Mary Zappone | Crain's Houston

In this ongoing series, we ask executives, entrepreneurs and business leaders about mistakes that have shaped their business philosophy.

Mary Zappone


Houston-based BRACE Industrial Group provides industrial construction services, including scaffolding, insulation and fireproofing. Before her new role as chief executive officer with BRACE, Mary Zappone was president and CEO of Service Champ, a large specialty distributor of automotive aftermarket maintenance parts and accessories. She previously worked at Exxon’s Baytown Refinery, where she led quality maintenance and reliability efforts, and at General Electric’s plastics division.

The Mistake:

I left out my own opinion in putting together a recommendation.

Pretty early in my career, I was a plant engineer at Exxon, and I was asked by my boss to put together a recommendation related to turnaround.

I dutifully ran around and talked to eight to 10 stakeholders and organized everybody’s thoughts. I had a beautiful little memo put together with everybody’s opinions, and I was very pleased with this. My boss, to his credit, walked down the hall to where I was and said: “Really nice job, really nice summary. But Mary, I don’t see your opinion in here anywhere.”

I had been in finance, so I was used to just reporting on things and gathering numbers. I switched from finance to operations, so that was a new area for me as an engineer.

I sort of laugh at myself because now I always give recommendations and I always have alternatives. But I do remember when my boss said that, and thinking, "Gosh, he really wants me to give recommendations." It sounds so silly now thinking back on it, but it was actually motivation. Now I’m so opposite of that, and I have really high expectations of my team as well to give recommendations.

In that case, I just re-sent the memo with what I believed. I had an opinion, I just hadn’t thought about it as a very young engineer.

Hand that project to your boss on a silver platter.

The Lesson:

The lesson is to actually give a recommendation — give alternatives and give a specific recommendation.

People make recommendations at every level. Some might be on how to build a new manufacturing plant or how to set up the company holiday party. People always have influencing roles, but you can take it upon yourself to write something up in an organized way and recommend something as an improvement.

There’s a management principle called completed staff work, where you absolutely need to get the data all collected, but you have to give your recommendation and hand it over with the alternatives and the recommendations. You have to come forward with your recommendation, not just summarize what everyone else is saying.

In every job I’ve had since then, I’ve always talked to my team about the importance of completed staff work, and having a fact base and having different alternatives, and then actually recommending one of them. In effect, hand that project to your boss on a silver platter — don’t be asking them to make a decision. It should be all set and ready to go. And I’ve really done that ever since then, and that certainly helped me rise, and I’ve taught many people.

As leaders, we should give people exposure early in their careers when they need some help. Do what my boss did, and be really clear on expectations. Provide training and clarity on what’s being asked.

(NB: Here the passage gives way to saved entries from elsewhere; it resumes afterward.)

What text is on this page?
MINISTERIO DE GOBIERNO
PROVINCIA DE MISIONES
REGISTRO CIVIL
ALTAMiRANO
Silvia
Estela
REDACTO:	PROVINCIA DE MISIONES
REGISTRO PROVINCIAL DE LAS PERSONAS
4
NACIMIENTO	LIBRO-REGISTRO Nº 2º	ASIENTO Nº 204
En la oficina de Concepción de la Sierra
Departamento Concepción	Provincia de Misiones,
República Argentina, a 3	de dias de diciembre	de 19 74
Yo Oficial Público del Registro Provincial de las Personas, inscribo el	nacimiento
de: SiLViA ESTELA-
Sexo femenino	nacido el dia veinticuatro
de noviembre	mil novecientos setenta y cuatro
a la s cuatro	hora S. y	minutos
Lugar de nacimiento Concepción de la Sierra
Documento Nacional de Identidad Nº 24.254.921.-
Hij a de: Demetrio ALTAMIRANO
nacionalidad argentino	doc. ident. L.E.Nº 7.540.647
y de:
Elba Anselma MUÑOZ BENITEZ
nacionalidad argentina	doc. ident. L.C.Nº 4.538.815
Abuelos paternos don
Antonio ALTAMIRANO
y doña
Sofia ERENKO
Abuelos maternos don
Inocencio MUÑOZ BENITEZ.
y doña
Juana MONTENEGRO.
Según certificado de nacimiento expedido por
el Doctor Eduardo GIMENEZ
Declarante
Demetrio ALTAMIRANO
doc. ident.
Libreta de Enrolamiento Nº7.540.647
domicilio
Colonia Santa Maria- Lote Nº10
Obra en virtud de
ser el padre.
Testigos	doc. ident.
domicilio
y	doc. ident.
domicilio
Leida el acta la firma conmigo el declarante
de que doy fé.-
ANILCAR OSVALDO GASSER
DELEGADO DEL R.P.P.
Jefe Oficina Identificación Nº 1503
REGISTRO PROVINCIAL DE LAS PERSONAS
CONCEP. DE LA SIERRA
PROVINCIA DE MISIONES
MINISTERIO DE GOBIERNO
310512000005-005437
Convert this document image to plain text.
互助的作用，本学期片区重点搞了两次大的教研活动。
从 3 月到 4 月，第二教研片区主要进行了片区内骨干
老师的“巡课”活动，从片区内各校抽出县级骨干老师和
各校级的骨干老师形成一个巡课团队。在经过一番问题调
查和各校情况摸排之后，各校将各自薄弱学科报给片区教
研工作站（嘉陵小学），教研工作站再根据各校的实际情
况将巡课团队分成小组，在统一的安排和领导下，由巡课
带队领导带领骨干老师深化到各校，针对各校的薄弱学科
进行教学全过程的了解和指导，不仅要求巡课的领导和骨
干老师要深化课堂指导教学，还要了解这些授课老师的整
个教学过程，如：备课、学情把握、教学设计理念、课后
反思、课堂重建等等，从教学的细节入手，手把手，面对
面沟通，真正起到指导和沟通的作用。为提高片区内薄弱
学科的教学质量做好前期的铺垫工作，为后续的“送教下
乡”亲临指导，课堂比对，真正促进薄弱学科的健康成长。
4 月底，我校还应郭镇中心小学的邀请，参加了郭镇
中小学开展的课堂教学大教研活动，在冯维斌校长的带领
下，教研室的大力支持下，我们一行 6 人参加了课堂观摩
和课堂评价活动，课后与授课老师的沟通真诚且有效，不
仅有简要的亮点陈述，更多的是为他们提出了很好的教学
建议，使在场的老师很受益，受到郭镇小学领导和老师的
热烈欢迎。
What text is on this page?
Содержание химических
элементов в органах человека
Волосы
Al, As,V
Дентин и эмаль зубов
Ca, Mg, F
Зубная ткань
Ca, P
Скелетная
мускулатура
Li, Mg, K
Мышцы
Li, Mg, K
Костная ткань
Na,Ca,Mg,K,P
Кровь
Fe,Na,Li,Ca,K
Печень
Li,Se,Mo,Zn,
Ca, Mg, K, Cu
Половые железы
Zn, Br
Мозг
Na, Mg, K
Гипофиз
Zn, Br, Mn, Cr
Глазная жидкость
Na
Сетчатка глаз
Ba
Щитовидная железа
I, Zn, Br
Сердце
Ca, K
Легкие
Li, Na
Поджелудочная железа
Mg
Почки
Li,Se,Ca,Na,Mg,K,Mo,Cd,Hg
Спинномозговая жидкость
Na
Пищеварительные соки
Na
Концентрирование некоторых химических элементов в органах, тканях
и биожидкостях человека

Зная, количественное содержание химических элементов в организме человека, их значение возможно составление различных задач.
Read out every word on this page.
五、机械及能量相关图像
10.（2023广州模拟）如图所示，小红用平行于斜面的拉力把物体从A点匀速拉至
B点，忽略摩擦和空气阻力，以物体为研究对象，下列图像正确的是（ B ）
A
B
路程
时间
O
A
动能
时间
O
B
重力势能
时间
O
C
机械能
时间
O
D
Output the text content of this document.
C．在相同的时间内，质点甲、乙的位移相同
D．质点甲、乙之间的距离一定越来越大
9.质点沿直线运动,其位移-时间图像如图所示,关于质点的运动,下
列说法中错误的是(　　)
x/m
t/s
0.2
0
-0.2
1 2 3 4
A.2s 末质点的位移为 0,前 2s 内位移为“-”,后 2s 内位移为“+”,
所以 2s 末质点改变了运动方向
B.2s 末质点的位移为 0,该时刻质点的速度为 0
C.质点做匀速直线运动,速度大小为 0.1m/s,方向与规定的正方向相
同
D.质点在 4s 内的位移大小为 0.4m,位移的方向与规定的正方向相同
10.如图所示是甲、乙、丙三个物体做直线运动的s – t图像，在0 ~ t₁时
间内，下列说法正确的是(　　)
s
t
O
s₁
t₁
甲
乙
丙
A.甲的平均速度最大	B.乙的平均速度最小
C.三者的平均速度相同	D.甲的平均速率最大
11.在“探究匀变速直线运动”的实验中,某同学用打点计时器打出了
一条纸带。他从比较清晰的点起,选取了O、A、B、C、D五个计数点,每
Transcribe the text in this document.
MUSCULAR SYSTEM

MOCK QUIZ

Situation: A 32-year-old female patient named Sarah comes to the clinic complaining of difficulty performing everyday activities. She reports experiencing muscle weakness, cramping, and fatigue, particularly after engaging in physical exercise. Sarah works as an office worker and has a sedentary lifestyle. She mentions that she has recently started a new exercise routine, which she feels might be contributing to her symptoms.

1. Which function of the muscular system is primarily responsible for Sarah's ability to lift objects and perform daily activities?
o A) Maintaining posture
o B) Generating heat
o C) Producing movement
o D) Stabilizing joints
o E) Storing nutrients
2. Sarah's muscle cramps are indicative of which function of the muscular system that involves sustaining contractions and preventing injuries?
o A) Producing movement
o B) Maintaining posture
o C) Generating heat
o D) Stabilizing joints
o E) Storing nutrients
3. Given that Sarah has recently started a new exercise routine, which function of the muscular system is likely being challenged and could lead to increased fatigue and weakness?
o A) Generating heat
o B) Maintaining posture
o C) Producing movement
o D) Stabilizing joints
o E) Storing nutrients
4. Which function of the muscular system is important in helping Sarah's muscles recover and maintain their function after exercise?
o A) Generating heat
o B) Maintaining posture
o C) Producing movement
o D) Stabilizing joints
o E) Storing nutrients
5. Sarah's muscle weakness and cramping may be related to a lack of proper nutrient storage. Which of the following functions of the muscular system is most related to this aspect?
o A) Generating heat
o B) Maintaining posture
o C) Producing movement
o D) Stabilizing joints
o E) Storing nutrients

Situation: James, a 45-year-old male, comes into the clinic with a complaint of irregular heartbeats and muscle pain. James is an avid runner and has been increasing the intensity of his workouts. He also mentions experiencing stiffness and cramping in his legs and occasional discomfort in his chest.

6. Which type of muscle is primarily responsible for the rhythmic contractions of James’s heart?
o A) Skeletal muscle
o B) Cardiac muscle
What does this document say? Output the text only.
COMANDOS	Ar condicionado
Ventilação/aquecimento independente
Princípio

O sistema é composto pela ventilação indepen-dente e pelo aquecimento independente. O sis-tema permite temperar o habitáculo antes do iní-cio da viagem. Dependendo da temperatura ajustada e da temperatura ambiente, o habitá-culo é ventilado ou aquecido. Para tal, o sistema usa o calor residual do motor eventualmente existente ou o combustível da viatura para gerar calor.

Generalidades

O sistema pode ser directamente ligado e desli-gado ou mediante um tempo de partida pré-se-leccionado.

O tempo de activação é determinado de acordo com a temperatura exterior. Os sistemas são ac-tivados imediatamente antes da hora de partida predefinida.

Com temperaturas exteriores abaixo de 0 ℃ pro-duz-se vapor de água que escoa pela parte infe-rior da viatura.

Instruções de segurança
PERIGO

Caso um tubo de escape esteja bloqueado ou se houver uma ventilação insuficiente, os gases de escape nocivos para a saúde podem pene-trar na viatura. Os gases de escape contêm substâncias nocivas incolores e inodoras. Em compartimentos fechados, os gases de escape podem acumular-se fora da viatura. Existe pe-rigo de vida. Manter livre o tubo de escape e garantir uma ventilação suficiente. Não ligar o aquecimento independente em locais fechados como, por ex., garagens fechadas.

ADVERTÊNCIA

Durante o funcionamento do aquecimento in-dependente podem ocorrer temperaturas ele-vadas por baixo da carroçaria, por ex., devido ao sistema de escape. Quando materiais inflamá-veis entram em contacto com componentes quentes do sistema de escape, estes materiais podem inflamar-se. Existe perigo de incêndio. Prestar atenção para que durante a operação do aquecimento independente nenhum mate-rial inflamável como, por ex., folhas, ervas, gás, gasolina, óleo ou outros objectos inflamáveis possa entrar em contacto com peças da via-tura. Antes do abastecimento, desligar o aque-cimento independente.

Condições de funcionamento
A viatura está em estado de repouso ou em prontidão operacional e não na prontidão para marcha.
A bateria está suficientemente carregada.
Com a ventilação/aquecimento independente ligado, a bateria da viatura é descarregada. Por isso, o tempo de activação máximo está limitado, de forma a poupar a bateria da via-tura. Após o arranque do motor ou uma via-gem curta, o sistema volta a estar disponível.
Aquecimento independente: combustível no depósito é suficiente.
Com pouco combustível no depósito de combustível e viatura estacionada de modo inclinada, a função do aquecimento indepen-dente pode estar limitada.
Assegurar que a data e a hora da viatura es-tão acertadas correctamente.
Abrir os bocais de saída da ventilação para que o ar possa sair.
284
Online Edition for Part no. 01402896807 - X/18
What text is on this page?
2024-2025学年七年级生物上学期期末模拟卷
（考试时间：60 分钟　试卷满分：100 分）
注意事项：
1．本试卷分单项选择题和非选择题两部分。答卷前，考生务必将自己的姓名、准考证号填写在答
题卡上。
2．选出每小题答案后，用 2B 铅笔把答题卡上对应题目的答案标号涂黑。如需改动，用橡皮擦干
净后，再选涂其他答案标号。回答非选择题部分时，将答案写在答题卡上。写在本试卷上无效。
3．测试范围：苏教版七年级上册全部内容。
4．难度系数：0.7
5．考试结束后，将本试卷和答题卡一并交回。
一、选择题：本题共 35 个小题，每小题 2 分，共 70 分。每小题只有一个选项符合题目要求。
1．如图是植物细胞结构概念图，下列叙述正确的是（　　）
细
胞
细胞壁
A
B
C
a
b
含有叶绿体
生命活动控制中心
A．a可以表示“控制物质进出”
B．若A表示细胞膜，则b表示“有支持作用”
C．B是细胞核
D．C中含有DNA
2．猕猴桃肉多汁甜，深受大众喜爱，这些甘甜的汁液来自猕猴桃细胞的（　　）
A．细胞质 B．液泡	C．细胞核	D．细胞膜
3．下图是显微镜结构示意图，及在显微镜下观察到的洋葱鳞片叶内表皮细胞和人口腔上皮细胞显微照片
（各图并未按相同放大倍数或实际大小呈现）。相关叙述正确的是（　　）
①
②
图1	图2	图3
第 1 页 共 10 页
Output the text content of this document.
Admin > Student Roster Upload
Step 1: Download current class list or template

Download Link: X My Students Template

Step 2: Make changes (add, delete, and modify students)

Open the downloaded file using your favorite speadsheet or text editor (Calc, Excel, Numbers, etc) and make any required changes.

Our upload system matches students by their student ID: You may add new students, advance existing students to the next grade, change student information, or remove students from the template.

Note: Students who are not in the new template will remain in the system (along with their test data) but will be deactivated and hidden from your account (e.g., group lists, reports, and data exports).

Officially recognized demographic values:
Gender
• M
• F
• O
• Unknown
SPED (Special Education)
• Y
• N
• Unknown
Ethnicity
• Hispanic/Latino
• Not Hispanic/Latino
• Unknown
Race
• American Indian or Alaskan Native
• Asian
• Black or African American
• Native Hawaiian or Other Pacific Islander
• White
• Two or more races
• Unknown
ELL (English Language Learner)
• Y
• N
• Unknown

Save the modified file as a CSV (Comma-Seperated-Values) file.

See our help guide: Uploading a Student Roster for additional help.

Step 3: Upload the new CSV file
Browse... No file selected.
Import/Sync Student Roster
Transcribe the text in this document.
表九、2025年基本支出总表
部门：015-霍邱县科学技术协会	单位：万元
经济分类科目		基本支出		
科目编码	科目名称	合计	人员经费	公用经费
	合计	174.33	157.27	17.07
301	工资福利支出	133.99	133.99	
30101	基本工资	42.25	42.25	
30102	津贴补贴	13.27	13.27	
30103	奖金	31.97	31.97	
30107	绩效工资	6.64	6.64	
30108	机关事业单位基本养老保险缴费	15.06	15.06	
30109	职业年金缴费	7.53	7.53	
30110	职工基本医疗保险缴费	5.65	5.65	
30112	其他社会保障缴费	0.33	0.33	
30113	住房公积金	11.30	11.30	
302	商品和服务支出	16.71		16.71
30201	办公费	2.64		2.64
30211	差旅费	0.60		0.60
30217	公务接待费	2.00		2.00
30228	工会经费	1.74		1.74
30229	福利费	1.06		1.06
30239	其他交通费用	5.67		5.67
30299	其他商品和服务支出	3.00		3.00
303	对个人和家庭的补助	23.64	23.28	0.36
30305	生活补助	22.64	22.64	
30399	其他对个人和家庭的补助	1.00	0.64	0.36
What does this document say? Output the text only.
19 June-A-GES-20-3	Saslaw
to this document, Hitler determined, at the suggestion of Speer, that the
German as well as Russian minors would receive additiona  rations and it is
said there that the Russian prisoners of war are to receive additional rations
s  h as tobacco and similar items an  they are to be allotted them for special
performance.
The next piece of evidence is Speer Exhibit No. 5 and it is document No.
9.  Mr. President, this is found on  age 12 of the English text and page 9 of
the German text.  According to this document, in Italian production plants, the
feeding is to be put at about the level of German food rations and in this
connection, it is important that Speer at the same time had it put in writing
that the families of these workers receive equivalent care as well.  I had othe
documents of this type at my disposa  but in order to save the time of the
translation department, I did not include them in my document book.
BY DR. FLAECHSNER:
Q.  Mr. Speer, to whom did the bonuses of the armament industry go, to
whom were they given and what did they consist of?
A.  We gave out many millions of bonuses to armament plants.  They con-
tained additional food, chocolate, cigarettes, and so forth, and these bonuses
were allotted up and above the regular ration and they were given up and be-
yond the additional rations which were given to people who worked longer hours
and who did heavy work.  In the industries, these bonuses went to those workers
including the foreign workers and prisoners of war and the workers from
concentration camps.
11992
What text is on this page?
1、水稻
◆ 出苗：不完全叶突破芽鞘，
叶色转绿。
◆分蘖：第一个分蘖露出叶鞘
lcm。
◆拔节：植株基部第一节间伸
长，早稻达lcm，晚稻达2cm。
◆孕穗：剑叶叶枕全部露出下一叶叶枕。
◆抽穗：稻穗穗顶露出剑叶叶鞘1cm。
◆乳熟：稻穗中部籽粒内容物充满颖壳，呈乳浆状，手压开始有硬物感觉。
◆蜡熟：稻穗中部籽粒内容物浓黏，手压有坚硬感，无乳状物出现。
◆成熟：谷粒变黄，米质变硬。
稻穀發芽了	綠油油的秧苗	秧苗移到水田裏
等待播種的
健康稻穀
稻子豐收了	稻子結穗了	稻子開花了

Now when somebody who I’m training gives me alternatives, I’ll say, "Oh, so what do you recommend? What are some of the thoughts and what are you thinking about?" And I ask people to write things up, but I’ll help with that.

People will make mistakes of course. They might recommend something and maybe they’ll miss a core assumption they should have had. As a peer or leader, you can say, "I actually think the point is that you missed this particular assumption. Would that change your recommendation?" Give them a little space to speak up, but also give feedback too and don’t let them go blindly making mistakes.